Gaylyn Studlar is the author of numerous books including Titanic: Anatomy of a Blockbuster, co-edited with Kevin J. Sandler, Rutgers University Press, (1999), Reflections in a Male Eye: John Huston and the American Experience, co-edited with David Desser, Smithsonian Institution Press (1993), In the Realm of Pleasure: Von Sternberg, Dietrich, and the Masochistic Aesthetic, Columbia UP, Morningside Edition, (1992); U of Illinois Press, (1988). Her current book project is Precocious Charms: Juvenated Femininity in Classical Hollywood Stardom (contracted with University of California Press for submission in 2007).

Jacqueline Stewart

2006

Associate professor of English, Cinema & Media Studies, African & African American Studies University of Chicago. Author of Migrating to the Movies: Cinema and Black Urban Modernity, University of California Press.

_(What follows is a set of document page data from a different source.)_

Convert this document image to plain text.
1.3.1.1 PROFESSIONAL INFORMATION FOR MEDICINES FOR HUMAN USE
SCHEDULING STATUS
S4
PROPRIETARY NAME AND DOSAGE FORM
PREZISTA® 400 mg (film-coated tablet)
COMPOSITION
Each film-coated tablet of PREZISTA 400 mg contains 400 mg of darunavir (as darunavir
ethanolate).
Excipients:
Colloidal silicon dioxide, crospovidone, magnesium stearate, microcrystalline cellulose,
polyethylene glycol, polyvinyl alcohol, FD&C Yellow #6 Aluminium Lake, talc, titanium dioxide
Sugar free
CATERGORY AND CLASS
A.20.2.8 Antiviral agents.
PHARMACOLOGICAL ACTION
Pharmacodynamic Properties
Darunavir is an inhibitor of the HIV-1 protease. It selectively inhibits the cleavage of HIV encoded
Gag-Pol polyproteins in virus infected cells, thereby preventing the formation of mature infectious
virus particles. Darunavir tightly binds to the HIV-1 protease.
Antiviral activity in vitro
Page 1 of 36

The works of prolific African American filmmaker Spencer Williams have not received much critical attention, in large part because they seem to display the same "bad" stylistic qualities ascribed to early Black films in general. Looking at Williams' religious dramas, including The Blood of Jesus (1941), this talk explores the issue of style in "race movies," exploring the complex ways they construct spaces (e.g., urban and rural, secular and sacred) to situate their stories and their audiences on the eve of an integrationist era.